En un esfuerzo por alejarse del estado reactivo y en los casos donde la seguridad es primordial, se implementó un mantenimiento planificado o programado. Este enfoque, conocido como “mantenimiento preventivo”, implica tener un período o intervalo establecido en el que se programa y luego se realiza el mantenimiento. La industria aérea ofrece un buen ejemplo de esta filosofía. Hacer funcionar el motor de un avión hasta que falle no es una opción debido a las consecuencias para la seguridad. Por tanto, el mantenimiento se programa en función del número de horas o vuelos. La misma práctica se adoptó en la industria. Esto incluía seguir de cerca las recomendaciones o intervalos del fabricante de equipos originales (OEM, por sus siglas en inglés) para evitar fallas. Probablemente utilice un método similar con el mantenimiento de su vehículo. Al introducir un componente de programación en sus actividades de mantenimiento, puede agregar cierta dirección y continuidad a un proceso diario. Aunque el mantenimiento preventivo puede ayudar a reducir el caos de las fallas, aún puede generar altos costos de mantenimiento cuando se reemplazan piezas buenas.
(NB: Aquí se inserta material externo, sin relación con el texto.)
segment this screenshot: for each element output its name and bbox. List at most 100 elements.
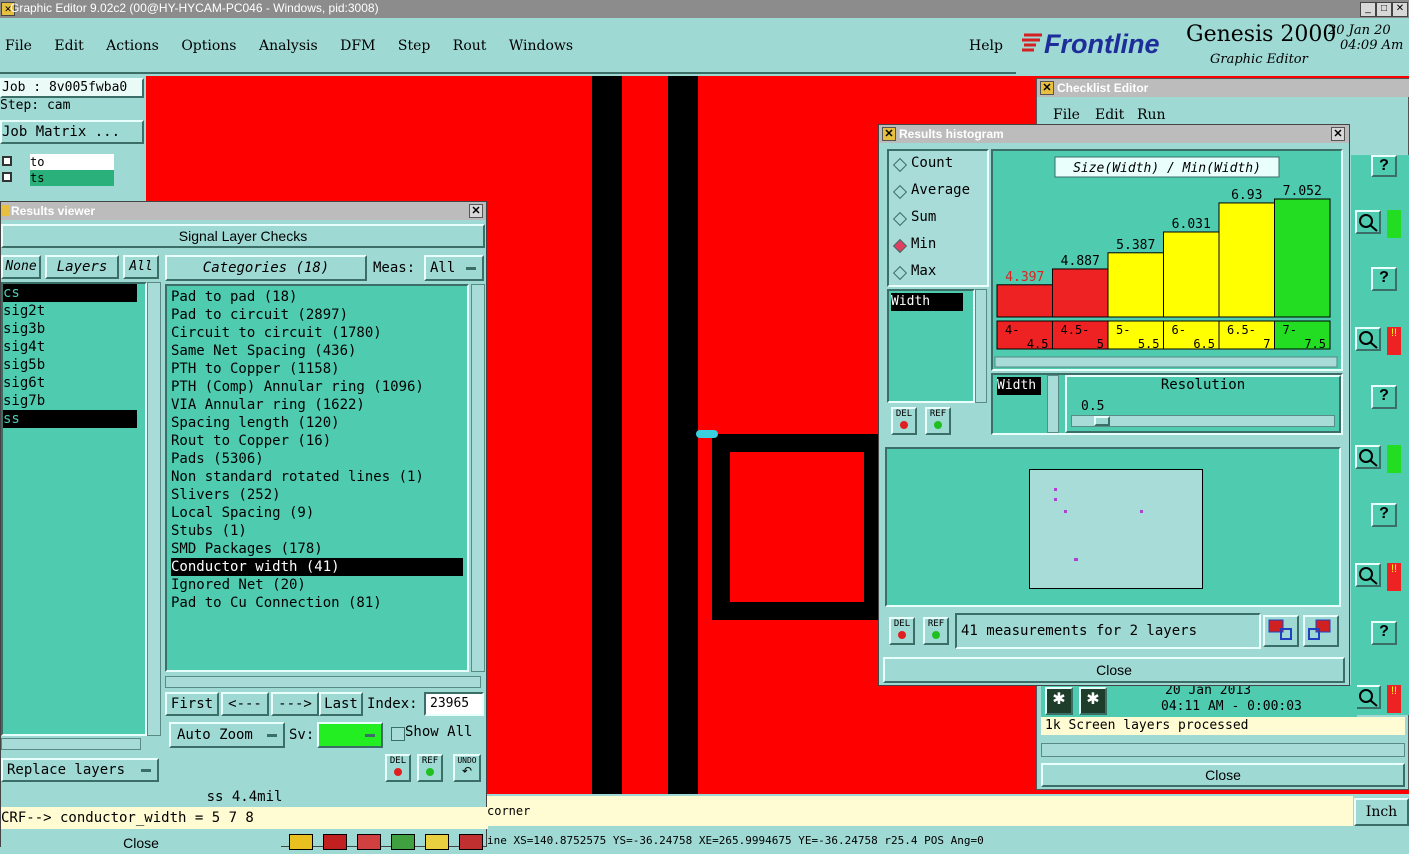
close-icon[interactable]: ✕ xyxy=(469,204,483,218)
run-action-icon[interactable] xyxy=(1355,685,1381,709)
close-icon[interactable]: ✕ xyxy=(1331,127,1345,141)
measure-list[interactable]: Width xyxy=(887,289,975,403)
layers-vscroll[interactable] xyxy=(147,282,161,736)
severity-dropdown[interactable] xyxy=(317,722,383,748)
radio-diamond-icon[interactable] xyxy=(892,238,908,254)
menu-rout[interactable]: Rout xyxy=(453,38,487,54)
layer-list-item[interactable]: ss xyxy=(3,410,137,428)
plot-preview[interactable] xyxy=(1029,469,1203,589)
checklist-menu-run[interactable]: Run xyxy=(1137,107,1166,123)
category-list-item[interactable]: Spacing length (120) xyxy=(171,414,467,432)
measure-vscroll[interactable] xyxy=(975,289,987,403)
category-list-item[interactable]: Same Net Spacing (436) xyxy=(171,342,467,360)
job-matrix-button[interactable]: Job Matrix ... xyxy=(0,120,144,144)
category-list-item[interactable]: Ignored Net (20) xyxy=(171,576,467,594)
category-list-item[interactable]: Stubs (1) xyxy=(171,522,467,540)
units-button[interactable]: Inch xyxy=(1354,798,1409,826)
category-list-item[interactable]: Pad to pad (18) xyxy=(171,288,467,306)
layer-list-item[interactable]: sig5b xyxy=(3,356,145,374)
category-list-item[interactable]: VIA Annular ring (1622) xyxy=(171,396,467,414)
tool-icon[interactable] xyxy=(391,834,415,850)
layer-list-item[interactable]: sig7b xyxy=(3,392,145,410)
help-button[interactable]: ? xyxy=(1371,621,1397,645)
layers-hscroll[interactable] xyxy=(1,738,141,750)
hist-del-button[interactable]: DEL xyxy=(891,407,917,435)
categories-vscroll[interactable] xyxy=(471,284,485,672)
category-list-item[interactable]: PTH to Copper (1158) xyxy=(171,360,467,378)
close-window-button[interactable]: ✕ xyxy=(1392,2,1408,17)
category-list-item[interactable]: SMD Packages (178) xyxy=(171,540,467,558)
show-all-checkbox[interactable] xyxy=(391,727,405,741)
slider-thumb[interactable] xyxy=(1094,416,1110,426)
checklist-close-button[interactable]: Close xyxy=(1041,763,1405,787)
layer-list-item[interactable]: sig4t xyxy=(3,338,145,356)
category-list-item[interactable]: PTH (Comp) Annular ring (1096) xyxy=(171,378,467,396)
tool-icon[interactable] xyxy=(459,834,483,850)
replace-layers-dropdown[interactable]: Replace layers xyxy=(1,758,159,782)
ref-button[interactable]: REF xyxy=(417,754,443,782)
menu-dfm[interactable]: DFM xyxy=(340,38,375,54)
previous-button[interactable]: <--- xyxy=(221,692,269,716)
run-figure-icon[interactable]: ✱ xyxy=(1045,687,1073,715)
categories-button[interactable]: Categories (18) xyxy=(165,255,367,281)
none-button[interactable]: None xyxy=(1,255,41,279)
histogram-close-button[interactable]: Close xyxy=(883,657,1345,683)
run-figure-icon[interactable]: ✱ xyxy=(1079,687,1107,715)
last-button[interactable]: Last xyxy=(319,692,363,716)
help-button[interactable]: ? xyxy=(1371,385,1397,409)
menu-windows[interactable]: Windows xyxy=(509,38,573,54)
del-button[interactable]: DEL xyxy=(385,754,411,782)
export-icon[interactable] xyxy=(1263,615,1299,647)
tool-icon[interactable] xyxy=(357,834,381,850)
category-list-item[interactable]: Circuit to circuit (1780) xyxy=(171,324,467,342)
radio-diamond-icon[interactable] xyxy=(892,265,908,281)
menu-help[interactable]: Help xyxy=(969,38,1003,54)
category-list-item[interactable]: Pads (5306) xyxy=(171,450,467,468)
layer-list-item[interactable]: sig2t xyxy=(3,302,145,320)
window-menu-icon[interactable]: ✕ xyxy=(1040,81,1054,95)
measure-list-item[interactable]: Width xyxy=(891,293,963,311)
menu-file[interactable]: File xyxy=(5,38,32,54)
help-button[interactable]: ? xyxy=(1371,155,1397,177)
run-action-icon[interactable] xyxy=(1355,563,1381,587)
window-menu-icon[interactable] xyxy=(1,205,9,216)
category-list-item[interactable]: Local Spacing (9) xyxy=(171,504,467,522)
resolution-slider[interactable] xyxy=(1071,415,1335,427)
measure-vscroll-small[interactable] xyxy=(1047,375,1059,433)
layer-row-2[interactable]: ts xyxy=(0,170,116,186)
help-button[interactable]: ? xyxy=(1371,503,1397,527)
menu-options[interactable]: Options xyxy=(181,38,236,54)
hist-ref-button[interactable]: REF xyxy=(925,407,951,435)
checklist-menu-file[interactable]: File xyxy=(1053,107,1080,123)
category-list-item[interactable]: Rout to Copper (16) xyxy=(171,432,467,450)
category-list-item[interactable]: Non standard rotated lines (1) xyxy=(171,468,467,486)
tool-icon[interactable] xyxy=(425,834,449,850)
category-list-item[interactable]: Conductor width (41) xyxy=(171,558,463,576)
categories-hscroll[interactable] xyxy=(165,676,481,688)
category-list-item[interactable]: Slivers (252) xyxy=(171,486,467,504)
menu-step[interactable]: Step xyxy=(398,38,430,54)
checklist-menu-edit[interactable]: Edit xyxy=(1095,107,1124,123)
categories-list[interactable]: Pad to pad (18) Pad to circuit (2897) Circ… xyxy=(165,284,469,672)
tool-icon[interactable] xyxy=(289,834,313,850)
menu-actions[interactable]: Actions xyxy=(106,38,159,54)
layer-list-item[interactable]: cs xyxy=(3,284,137,302)
import-icon[interactable] xyxy=(1303,615,1339,647)
layer-list-item[interactable]: sig3b xyxy=(3,320,145,338)
checklist-hscroll[interactable] xyxy=(1041,743,1405,757)
layers-list[interactable]: cs sig2t sig3b sig4t sig5b sig6t sig7b s… xyxy=(1,282,147,736)
layers-button[interactable]: Layers xyxy=(45,255,119,279)
menu-edit[interactable]: Edit xyxy=(54,38,83,54)
minimize-button[interactable]: _ xyxy=(1360,2,1376,17)
next-button[interactable]: ---> xyxy=(271,692,319,716)
layer-list-item[interactable]: sig6t xyxy=(3,374,145,392)
layer-row-1[interactable]: to xyxy=(0,154,116,170)
run-action-icon[interactable] xyxy=(1355,210,1381,234)
first-button[interactable]: First xyxy=(165,692,219,716)
maximize-button[interactable]: □ xyxy=(1376,2,1392,17)
menu-analysis[interactable]: Analysis xyxy=(259,38,318,54)
run-action-icon[interactable] xyxy=(1355,327,1381,351)
category-list-item[interactable]: Pad to circuit (2897) xyxy=(171,306,467,324)
auto-zoom-dropdown[interactable]: Auto Zoom xyxy=(169,722,285,748)
radio-diamond-icon[interactable] xyxy=(892,211,908,227)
Más recientemente se han puesto a disposición nuevas herramientas y accesorios para ayudar a monitorear los equipos y detectar problemas potenciales antes. Este seguimiento de los síntomas de fallas y averías se conoce como “mantenimiento predictivo”. Las formas más comunes de este enfoque incluyen el uso de análisis de vibraciones, ultrasonido, termografía, análisis de aceite y una serie de otras tecnologías para proporcionar una alerta temprana de un problema inminente. El mantenimiento predictivo funciona bien para máquinas que funcionan continuamente y, a menudo, da como resultado una reducción del tiempo de inactividad no planificado. Sin embargo, normalmente conlleva costos iniciales considerables, no sólo para las herramientas necesarias sino también para capacitar a las personas que se espera que capturen los datos pertinentes. Se requiere diligencia para garantizar que los datos se recopilen desde el mismo lugar y de la misma manera cada vez. Las prácticas inconsistentes distorsionarán los datos y harán mucho más difícil tomar las medidas adecuadas.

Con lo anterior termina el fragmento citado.